The phases would not be as rigid as 3 year plans based on calendar or fiscal year dates, allowing for them to be extended if the strategy, projects and outcomes are leading to sustained growth, and also to be wound up early if they are not working or the environment of which they were operating in has substantially shifted.

Think of it as chapters of a book. Not all of them are the same length, some share significant plotlines and reveals, while others set the tone and slowly build suspense. Some books also become a series, with all of them built off of the progress or main characters narrative arc established in the previous book.

Continuing the characters analogy, board terms don’t have to align with traditional norms. There is no need to lose stellar board members due to the fact they have served for a certain number of years. Having them serve for phases allows them to stay as long as needed, help on board and train new members and also have natural jump off points to exit the organization than abruptly resigning mid-term because they ‘don’t have the time anymore’.

This approach can also help with seamless leadership changes and ensure they build on past successes rather than forge their own path. Some organizations have three year leadership cycles where there is an in-coming chair, chair, and past chair that operate as a three headed dragon to great success, and of which would fit this phasing approach tremendously.

Other key characters such as staff can also benefit from this strategic phasing approach. This includes talent pipelines, executive officer contracts (and their extensions) and professional training that will lift up the focused work of that period of growth.

Strategic phasing can also support both progress and provide a safety net should expectations not be met. Stretch goals can be factored in and triggered once milestones are hit, rather than patting ourselves on the back when we tick off a goal a year early. They can also provide the scaffolding for the next strategic phase. As I mentioned, if goals are not being met, that phase can be wound down and a new one started. COVID would have been a prime example of what might have caused a reassessment of goals in relation to the vision of an organization, whether a realignment based on a new virtual form of delivery, or the added costs of service delivery vis a vis declining revenues.

At the end of the day, social sector organizations don’t need to follow a traditional model for determining the actions that will help them achieve their goals. They don’t answer to shareholders, and their models for scale just aren’t comparable. If an organization is successful they have to raise more funds and hire more staff, they don’t benefit from the economies of scale that underpin business, they can’t make things ‘cheaper’ as there are in some instances literally lives at stake.

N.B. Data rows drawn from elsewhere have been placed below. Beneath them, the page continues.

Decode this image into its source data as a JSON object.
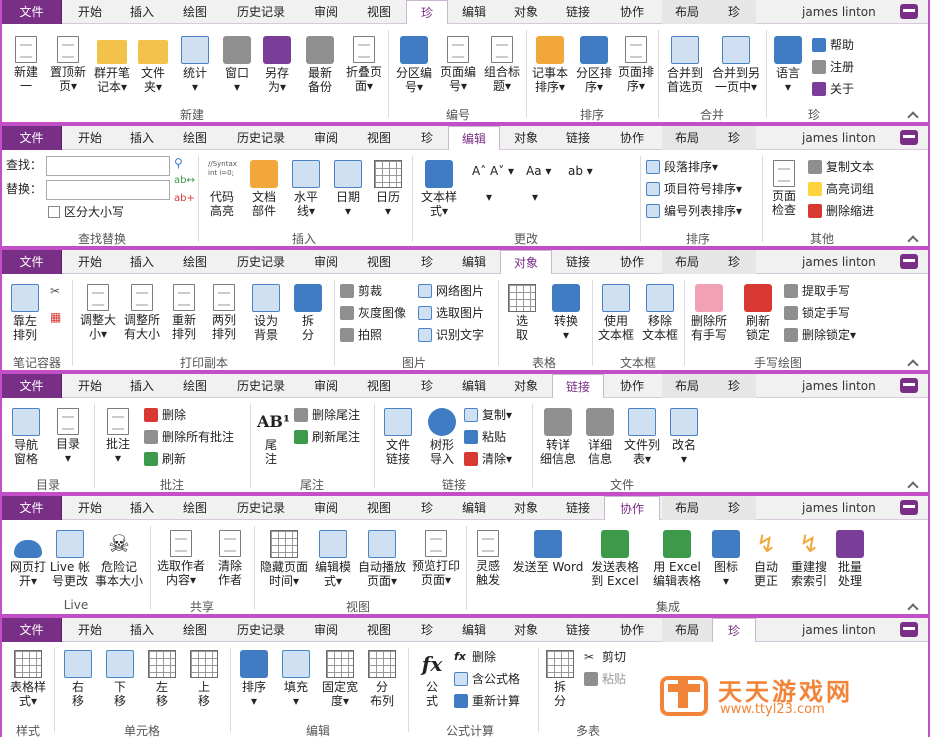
{
  "user": "james linton",
  "colors": {
    "accent": "#7a2f86",
    "panel_border": "#c24fc8",
    "watermark": "#f2843a"
  },
  "tabs": [
    "文件",
    "开始",
    "插入",
    "绘图",
    "历史记录",
    "审阅",
    "视图",
    "珍",
    "编辑",
    "对象",
    "链接",
    "协作",
    "布局",
    "珍"
  ],
  "panel1": {
    "active_tab": "珍",
    "items": [
      "新建\n一",
      "置顶新\n页▾",
      "群开笔\n记本▾",
      "文件\n夹▾",
      "统计\n▾",
      "窗口\n▾",
      "另存\n为▾",
      "最新\n备份",
      "折叠页\n面▾",
      "分区编\n号▾",
      "页面编\n号▾",
      "组合标\n题▾",
      "记事本\n排序▾",
      "分区排\n序▾",
      "页面排\n序▾",
      "合并到\n首选页",
      "合并到另\n一页中▾",
      "语言\n▾"
    ],
    "small": [
      "帮助",
      "注册",
      "关于"
    ],
    "groups": [
      "新建",
      "编号",
      "排序",
      "合并",
      "珍"
    ]
  },
  "panel2": {
    "active_tab": "编辑",
    "find_label": "查找：",
    "replace_label": "替换：",
    "case_label": "区分大小写",
    "items": [
      "代码\n高亮",
      "文档\n部件",
      "水平\n线▾",
      "日期\n▾",
      "日历\n▾",
      "文本样\n式▾",
      "页面\n检查"
    ],
    "mid_small": [
      "A˄ A˅ ▾",
      "Aa ▾",
      "ab ▾",
      "▾",
      "▾"
    ],
    "sort_items": [
      "段落排序▾",
      "项目符号排序▾",
      "编号列表排序▾"
    ],
    "other_small": [
      "复制文本",
      "高亮词组",
      "删除缩进"
    ],
    "groups": [
      "查找替换",
      "插入",
      "更改",
      "排序",
      "其他"
    ],
    "code_sample": "//Syntax\nint i=0;"
  },
  "panel3": {
    "active_tab": "对象",
    "items": [
      "靠左\n排列",
      "调整大\n小▾",
      "调整所\n有大小",
      "重新\n排列",
      "两列\n排列",
      "设为\n背景",
      "拆\n分",
      "选\n取",
      "转换\n▾",
      "使用\n文本框",
      "移除\n文本框",
      "删除所\n有手写",
      "刷新\n锁定"
    ],
    "small": [
      "剪裁",
      "灰度图像",
      "拍照",
      "网络图片",
      "选取图片",
      "识别文字",
      "提取手写",
      "锁定手写",
      "删除锁定▾"
    ],
    "groups": [
      "笔记容器",
      "打印副本",
      "图片",
      "表格",
      "文本框",
      "手写绘图"
    ]
  },
  "panel4": {
    "active_tab": "链接",
    "items": [
      "导航\n窗格",
      "目录\n▾",
      "批注\n▾",
      "尾\n注",
      "文件\n链接",
      "树形\n导入",
      "转详\n细信息",
      "详细\n信息",
      "文件列\n表▾",
      "改名\n▾"
    ],
    "small": [
      "删除",
      "删除所有批注",
      "刷新",
      "删除尾注",
      "刷新尾注",
      "复制▾",
      "粘贴",
      "清除▾"
    ],
    "groups": [
      "目录",
      "批注",
      "尾注",
      "链接",
      "文件"
    ]
  },
  "panel5": {
    "active_tab": "协作",
    "items": [
      "网页打\n开▾",
      "Live 帐\n号更改",
      "危险记\n事本大小",
      "选取作者\n内容▾",
      "清除\n作者",
      "隐藏页面\n时间▾",
      "编辑模\n式▾",
      "自动播放\n页面▾",
      "预览打印\n页面▾",
      "灵感\n触发",
      "发送至 Word",
      "发送表格\n到 Excel",
      "用 Excel\n编辑表格",
      "图标\n▾",
      "自动\n更正",
      "重建搜\n索索引",
      "批量\n处理"
    ],
    "groups": [
      "Live",
      "共享",
      "视图",
      "集成"
    ]
  },
  "panel6": {
    "active_tab": "珍",
    "items": [
      "表格样\n式▾",
      "右\n移",
      "下\n移",
      "左\n移",
      "上\n移",
      "排序\n▾",
      "填充\n▾",
      "固定宽\n度▾",
      "分\n布列",
      "公\n式",
      "拆\n分"
    ],
    "small": [
      "删除",
      "含公式格",
      "重新计算",
      "剪切",
      "粘贴"
    ],
    "groups": [
      "样式",
      "单元格",
      "编辑",
      "公式计算",
      "多表"
    ]
  },
  "watermark": {
    "title": "天天游戏网",
    "url": "www.ttyl23.com"
  }
}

Strategy ultimately describes how the ends (goals) will be achieved by the means (resources). A piece of paper that guides that process during a finite time period, which has more than likely been generated by the bureaucratic theatre of a board retreat won’t make it more successful. It’s like providing grants – pulling funding if they don’t hit certain milestones, rather than asking why they are not hitting them, can they use more money or can we provide more technical assistance to help them succeed.

So let’s rethink what strategic planning looks like and realize that the traditional outputs shouldn’t be boxes to be ticked, but opportunities to excel.